Felicity Palma is an image-based artist and curator whose research considers human mobility and stasis, place, and myth-making through the intersections of documentary, performance, and experimental time-based practices. She is predominantly concerned with the social construction and fluidity of borders, tourism as performance, notions of belonging, embodiment, alienation, and the senses.

Kate Robinson

A constant scavenger of material treats, Robinson collects combinations of reusable and discarded objects. Through largely low-tech gestures of strapping, wrapping, binding, stitching, etc. she calls upon innate human ingenuity on a small scale to build teetering systems. In building these systems she is examining the complexity of both natural ecosystems, man-made ones and their deep connections. Playing with ideas of excess, glamour and sorting through life in the Anthropocene she enacts methods of building that reflect the tenuousness and destructiveness of our time as a way to better understand our place in these interconnected systems and what it means actively care for the places we belong to.

Peat Szilagyi

Amidst blindfolded children solving Rubik's cubes, I recently presented my work to European academics and Chinese energetic practitioners at the 3rd annual Parapsychology Forum and MindSport Competition in tropical Ha Long, Vietnam. Parapsychology is the study of mental phenomena inexplicable by conventional scientific psychology, including psychic abilities and altered states of consciousness. I spoke about the aesthetics of revelatory experiences, how environments and objects can facilitate a spiritual experience. I explained my practice as an artist, creating environments and objects designed to synthesize science, anthropology, psychology and spirituality toward a post-colonial understanding of consciousness.
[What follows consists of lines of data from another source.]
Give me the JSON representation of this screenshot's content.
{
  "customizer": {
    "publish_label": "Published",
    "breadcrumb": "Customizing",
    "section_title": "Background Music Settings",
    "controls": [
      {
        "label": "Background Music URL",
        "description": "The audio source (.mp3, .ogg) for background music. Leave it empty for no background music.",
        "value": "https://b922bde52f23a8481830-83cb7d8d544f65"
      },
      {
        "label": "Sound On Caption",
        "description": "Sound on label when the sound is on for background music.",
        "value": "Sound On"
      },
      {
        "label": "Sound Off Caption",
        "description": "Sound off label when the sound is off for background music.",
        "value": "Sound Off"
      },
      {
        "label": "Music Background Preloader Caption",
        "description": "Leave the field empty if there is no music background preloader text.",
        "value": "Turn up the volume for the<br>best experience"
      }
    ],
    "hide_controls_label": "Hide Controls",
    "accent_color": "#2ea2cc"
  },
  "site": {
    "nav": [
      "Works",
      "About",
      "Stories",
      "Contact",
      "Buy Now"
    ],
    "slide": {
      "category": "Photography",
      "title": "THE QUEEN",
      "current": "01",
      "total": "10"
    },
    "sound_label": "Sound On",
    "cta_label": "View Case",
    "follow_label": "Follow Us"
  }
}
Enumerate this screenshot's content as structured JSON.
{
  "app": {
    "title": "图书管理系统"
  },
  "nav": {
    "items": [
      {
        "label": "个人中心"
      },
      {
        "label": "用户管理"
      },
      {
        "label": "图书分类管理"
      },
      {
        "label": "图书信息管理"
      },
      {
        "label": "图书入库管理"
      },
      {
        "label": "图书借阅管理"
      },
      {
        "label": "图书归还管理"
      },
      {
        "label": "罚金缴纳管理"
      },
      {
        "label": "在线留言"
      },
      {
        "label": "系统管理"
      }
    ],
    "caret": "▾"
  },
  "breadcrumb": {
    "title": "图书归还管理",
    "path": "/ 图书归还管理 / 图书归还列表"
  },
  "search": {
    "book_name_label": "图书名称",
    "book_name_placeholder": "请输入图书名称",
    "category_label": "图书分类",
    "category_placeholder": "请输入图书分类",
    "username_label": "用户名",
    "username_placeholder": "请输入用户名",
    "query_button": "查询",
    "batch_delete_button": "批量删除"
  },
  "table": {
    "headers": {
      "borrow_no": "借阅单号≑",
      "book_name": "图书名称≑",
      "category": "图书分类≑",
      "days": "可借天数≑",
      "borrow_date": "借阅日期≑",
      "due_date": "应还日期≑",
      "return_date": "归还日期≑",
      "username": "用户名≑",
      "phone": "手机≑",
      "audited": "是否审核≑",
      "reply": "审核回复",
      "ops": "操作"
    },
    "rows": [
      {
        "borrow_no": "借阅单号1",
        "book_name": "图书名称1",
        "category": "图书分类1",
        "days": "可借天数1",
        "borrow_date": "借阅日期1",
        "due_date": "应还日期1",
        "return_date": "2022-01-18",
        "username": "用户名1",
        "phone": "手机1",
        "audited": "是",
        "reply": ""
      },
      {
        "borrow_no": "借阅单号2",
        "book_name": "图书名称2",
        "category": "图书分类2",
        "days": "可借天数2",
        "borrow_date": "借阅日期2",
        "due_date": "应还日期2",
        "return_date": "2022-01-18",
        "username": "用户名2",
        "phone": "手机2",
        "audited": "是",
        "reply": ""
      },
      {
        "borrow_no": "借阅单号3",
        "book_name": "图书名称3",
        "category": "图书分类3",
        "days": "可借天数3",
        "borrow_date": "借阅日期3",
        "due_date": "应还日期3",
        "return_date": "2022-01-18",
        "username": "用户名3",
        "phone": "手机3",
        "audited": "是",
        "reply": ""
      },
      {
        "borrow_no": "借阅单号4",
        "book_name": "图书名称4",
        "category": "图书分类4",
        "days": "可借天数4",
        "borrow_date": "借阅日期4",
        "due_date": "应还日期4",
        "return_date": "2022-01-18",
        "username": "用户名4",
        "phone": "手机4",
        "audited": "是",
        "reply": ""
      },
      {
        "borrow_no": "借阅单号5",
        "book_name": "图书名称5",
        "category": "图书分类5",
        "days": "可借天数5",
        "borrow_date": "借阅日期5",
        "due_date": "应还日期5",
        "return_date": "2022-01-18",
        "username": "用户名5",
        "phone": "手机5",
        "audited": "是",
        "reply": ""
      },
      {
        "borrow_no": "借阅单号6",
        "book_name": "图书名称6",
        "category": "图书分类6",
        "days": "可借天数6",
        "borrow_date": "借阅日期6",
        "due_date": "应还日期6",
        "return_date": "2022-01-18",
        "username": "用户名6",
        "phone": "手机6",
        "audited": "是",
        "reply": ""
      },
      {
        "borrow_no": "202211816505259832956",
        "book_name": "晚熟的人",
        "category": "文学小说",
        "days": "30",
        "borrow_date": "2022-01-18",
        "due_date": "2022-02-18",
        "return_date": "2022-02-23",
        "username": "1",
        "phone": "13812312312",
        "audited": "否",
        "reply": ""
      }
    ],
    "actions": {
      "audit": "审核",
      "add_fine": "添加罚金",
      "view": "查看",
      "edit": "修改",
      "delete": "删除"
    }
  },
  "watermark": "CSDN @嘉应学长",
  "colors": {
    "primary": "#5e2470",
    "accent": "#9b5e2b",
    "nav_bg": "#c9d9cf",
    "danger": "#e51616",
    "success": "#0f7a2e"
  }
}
My interest in this field stems from inexplicable events which might be categorized as ‘psychic’ that I encountered while traveling in Africa, Asia and the US investigating spiritual traditions. I was driven by a desire for experiences outside the colonial Western scientific framework where quantifiable matter is the standard for reality. Exploring Buddhism, Nigerian Ifa, Hindu Vedic Astrology, and Olmec agriculture, extremely nuanced technologies based upon millenia of observing immaterial aspects of the body and its surroundings, I wonder how the world might differ were these systems able to flourish more widely. 

Imagining scenarios where materialist science can coexist with animism, spiritualism, and technologies of the body and mind, I create carnivalesque environments where people of all ages and spiritual orientations are empowered to try psychic communication, prayer or solving a Rubik's cube blindfolded.